Employers, managers and supervisors all play an integral part in reducing injuries to their workforce. With a little bit of determination, you can avoid the risk of injury due to unsafe work practices.
Review any first aid logs or incident reports. Pay particular attention to first aid reports as they are a great place to identify incidents involving minor medical issues that could have more serious injury potentials. Incident reports also provide a great source of information as it relates to what is referred to as, "Close calls and near misses". These are accidents or injuries that, "Almost" happened but did not result in injury or damage.
Create a list of injuries that have occurred at your work site. List your injuries in generic headings such as; 1. Back strains and sprains, 2. Repetitive motion, slips, trips & falls, crushing, heat or cold injuries, etc.
Include dates, times, shifts and departments in your lists if possible. This information will prove handy in identifying injury trending patterns and red flags that you'll what to pay attention to, such as did the injury get reported after the employees time off. This could indicate that the employee was injured outside of work and is attempting to claim it as work related.
Take a few minutes to review your company's OSHA 300 Injury and Illness logs for the past three years. You may also be able to request risk management reports from your workers' compensation insurance carrier.

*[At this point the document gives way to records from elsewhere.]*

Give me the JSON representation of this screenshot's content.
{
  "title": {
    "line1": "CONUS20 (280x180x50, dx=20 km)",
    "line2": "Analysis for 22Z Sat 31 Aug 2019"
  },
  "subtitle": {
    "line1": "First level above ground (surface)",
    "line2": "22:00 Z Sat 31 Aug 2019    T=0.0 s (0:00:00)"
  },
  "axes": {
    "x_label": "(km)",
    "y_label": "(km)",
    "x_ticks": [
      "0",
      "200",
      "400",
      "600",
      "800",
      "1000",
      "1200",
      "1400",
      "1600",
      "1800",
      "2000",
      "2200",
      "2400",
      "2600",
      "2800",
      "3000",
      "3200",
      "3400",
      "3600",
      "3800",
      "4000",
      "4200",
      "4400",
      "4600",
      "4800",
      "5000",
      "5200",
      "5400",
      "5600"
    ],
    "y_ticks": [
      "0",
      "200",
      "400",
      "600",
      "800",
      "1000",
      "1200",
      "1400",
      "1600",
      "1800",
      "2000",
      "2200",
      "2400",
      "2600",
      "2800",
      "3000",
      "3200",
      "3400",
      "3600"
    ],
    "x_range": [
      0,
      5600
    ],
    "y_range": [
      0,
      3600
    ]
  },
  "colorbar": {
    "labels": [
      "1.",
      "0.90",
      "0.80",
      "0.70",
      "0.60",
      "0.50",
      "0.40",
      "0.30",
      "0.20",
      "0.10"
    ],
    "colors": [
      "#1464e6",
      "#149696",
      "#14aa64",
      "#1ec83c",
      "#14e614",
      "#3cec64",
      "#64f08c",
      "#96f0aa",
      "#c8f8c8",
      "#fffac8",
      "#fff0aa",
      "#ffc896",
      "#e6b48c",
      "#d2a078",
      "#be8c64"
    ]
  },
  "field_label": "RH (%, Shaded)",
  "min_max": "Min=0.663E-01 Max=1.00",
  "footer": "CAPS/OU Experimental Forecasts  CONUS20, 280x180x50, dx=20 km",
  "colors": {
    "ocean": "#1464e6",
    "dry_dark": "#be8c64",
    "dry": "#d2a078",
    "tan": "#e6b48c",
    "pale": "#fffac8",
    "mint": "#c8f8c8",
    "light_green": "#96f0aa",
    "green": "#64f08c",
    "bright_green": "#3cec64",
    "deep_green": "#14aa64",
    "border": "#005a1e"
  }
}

Next, look at each injury and incident individually. Begin asking yourself, "Why?" Let's look at an example. An employee slipped and fell in the warehouse causing a back injury. Why did the employee slip? He was walking through a small puddle of water on the floor and he slipped. Why was there a small puddle of water on the floor? There's an overhead water pipe that's had a little leak in it forever, it's no big deal. Why wasn't the water leak fixed? The example could go on further of course, but I'm sure you get the point. Asking the "Why" question helps you get at the Root Cause of the incident.
After completing the steps above, you should begin seeing some general trends begin to appear in your results. What are your predominant injuries? What are the days, times and shifts with the highest injury rates?